An insulated tarp will also work, but you have to be careful with it. You can use an insulated tarp if you live in climates where it’s cold or snowing for eight months of the year (looking at you, New England), to help keep your dog warm while they’re outside.
Vinyl tarps are durable, but not quite as much as insulated tarps. Insulated tarps are excellent, until there’s a tear and the closed cell foam is exposed. That’s when water can get inside, mess with insulation properties, and cause a mess.
How Often Do You Need to Perform Maintenance on a Tarp Dog Kennel?
Not all too often at all. Tarps are designed to hold up to the worst of bad weather, meaning you’ll be able to leave them alone and just let them work. However, there are some things you should look for when you go out to clean your dog’s kennel.
- Frayed Ends: The edges can become frayed over time, or from your dog chewing on them. This isn’t a big cause for concern, but it’s something you should be aware of and monitor so they don’t turn into tears.

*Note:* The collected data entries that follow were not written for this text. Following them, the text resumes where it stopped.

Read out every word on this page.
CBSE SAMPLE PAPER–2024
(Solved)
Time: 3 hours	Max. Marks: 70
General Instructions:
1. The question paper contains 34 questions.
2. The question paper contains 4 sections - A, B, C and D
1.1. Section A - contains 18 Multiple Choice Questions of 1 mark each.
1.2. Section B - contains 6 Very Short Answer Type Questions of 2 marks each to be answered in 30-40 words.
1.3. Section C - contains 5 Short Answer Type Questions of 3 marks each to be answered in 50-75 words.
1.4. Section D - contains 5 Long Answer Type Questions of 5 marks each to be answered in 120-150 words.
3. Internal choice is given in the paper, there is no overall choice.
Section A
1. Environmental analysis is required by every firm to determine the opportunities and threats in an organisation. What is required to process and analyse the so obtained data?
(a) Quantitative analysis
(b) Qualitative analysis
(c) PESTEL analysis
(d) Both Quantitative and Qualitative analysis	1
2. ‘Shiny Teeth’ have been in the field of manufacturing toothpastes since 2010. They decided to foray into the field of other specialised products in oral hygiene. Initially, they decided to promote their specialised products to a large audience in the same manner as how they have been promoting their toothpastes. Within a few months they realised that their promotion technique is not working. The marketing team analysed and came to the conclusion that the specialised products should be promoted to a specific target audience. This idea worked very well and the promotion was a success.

- Tears: Any slices in the side of the kennel will let cold air and rain in. These should be very visible, and easy to patch. They should always be patched from the outside or wherever the weather is hitting it, that way you don’t end up with rain pooling up inside and creating waterborne bacteria.
- Abrasions: These appear like worn down sections of the tarp, which can be where rain is constantly hitting it or another area where branches and debris keep falling in the same spot. Abrasions can be touched up with a coating to preserve their life.
- Leaks: Obvious tears in the roof or sides that are allowing water in, and warm air to escape out. Most leaks can be patched if they’re caught in time, just be sure they’re not being caused by your dog being too rough with their kennel.
- Tie-Downs: If you use ball bungees to keep this secured to the frame, check them to ensure your dog hasn’t been chewing on them. Even if so, they’re resistant, you just want to correct your dog’s behavior so you don’t have to replace them anytime soon.
Custom DIY Dog Kennel in No Time at All
You don’t want your four-legged friend to suffer in the rain and the cold, so regardless of which dog kennel type you make out of a tarp, you’re doing them a service that will help in every condition.
Make sure to check on this as frequently as possible to ensure they’re not clawing at the tarp material or trying to bite their way through it. With our tarps, it’s going to take ages before they’re able to penetrate them, but it’s good to double-check to curb their behavior.